I write about perfume because it fascinates me and writing about it allows me to gather my thoughts about it. Writing this weekly The Sunday Magazine has allowed me to do that for other passions of mine. One of the joys of writing this blog has been the ability to share a bit of myself through what I write here. That others not only read but keep it in mind makes every minute I spend on it worth it. One of those readers has figured out my affection for my birthplace of S. Florida. She also read a recent The Sunday Magazine column on a collection of short stories, Back Talk by Danielle Lazarin, where I wondered if the form was becoming obsolete. A few weeks ago, she sent me an e-mail with a recommendation; Florida by author Lauren Groff. I downloaded it and devoured it during a recent road trip.
Lauren Groff has been one of the most successful authors of the last few years. There have been many times I’ve almost downloaded one of her three previous novels: The Monsters of Templeton, Arcadia, or Fates and Furies. Fates and Furies was a highly acclaimed novel in which the story of a marriage was told from the perspective of the husband then the wife. These three books have resulted in her being named a Guggenheim Fellow earlier this year.
Lauren Groff
For Florida, Ms. Groff who lives in Gainesville, Florida; tells stories which seemingly could only take place there. Almost all of the eleven entries take place there. There are a few that don’t take place in Florida but reference it. None so savagely as when one narrator realizes it is where she feels most at home.
All of the stories are told from a woman’s narration. Ms. Groff enjoys playing with the gauzy veil between reality and fantasy. There are unreal elements that I am left questioning if they are hallucination or actuality. The writing crosses back and forth seamlessly.
The beauty of a short story is it allows an author a freedom to plumb that delicate line in a kind of overheated style. Two hundred pages of it would be too much. Fifteen pages is just right. When a character refers to looking into people’s windows at night as she walks through the neighborhood as “domestic aquariums” it rings with truth and archness.

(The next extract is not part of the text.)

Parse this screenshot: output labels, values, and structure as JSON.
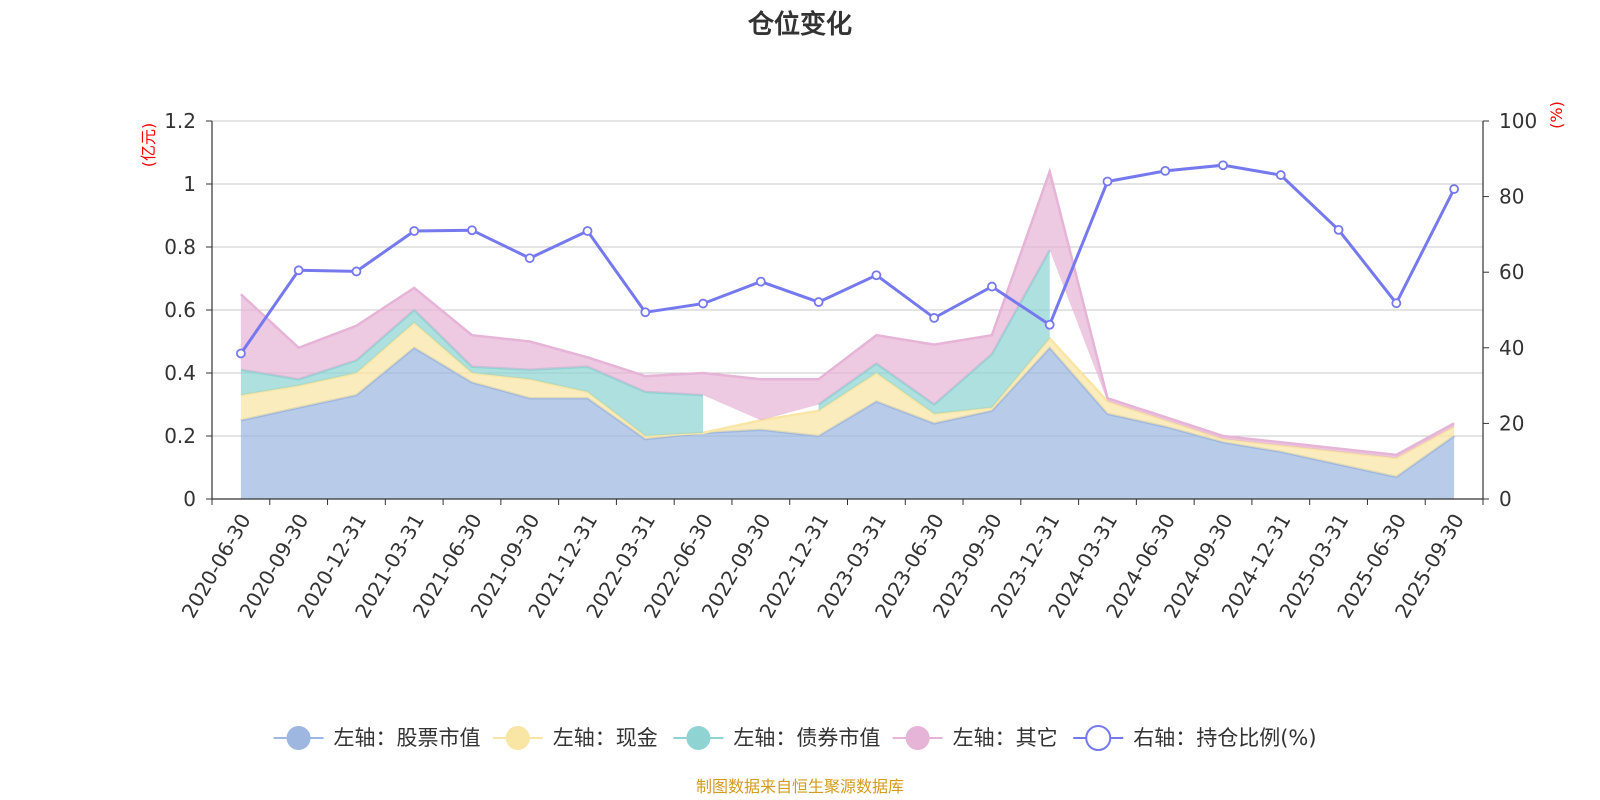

Many of the stories carry a particular undercurrent of fear as hurricanes, concussions, snakes, and alligators all lurk on the periphery. Each story carries its own collection of them.
When I finished the book, I realized that many of the stories were told by a mother of two boys. No names are used, and I wonder if those stories are meant to be connected.
Ms. Groff captures the Florida psyche well because she lives there. I think it takes someone who experiences day in and day out to understand the precipice the state is perched upon. Without saying it as plain as I just did Ms. Groff uses the eleven stories in Florida to say the same thing.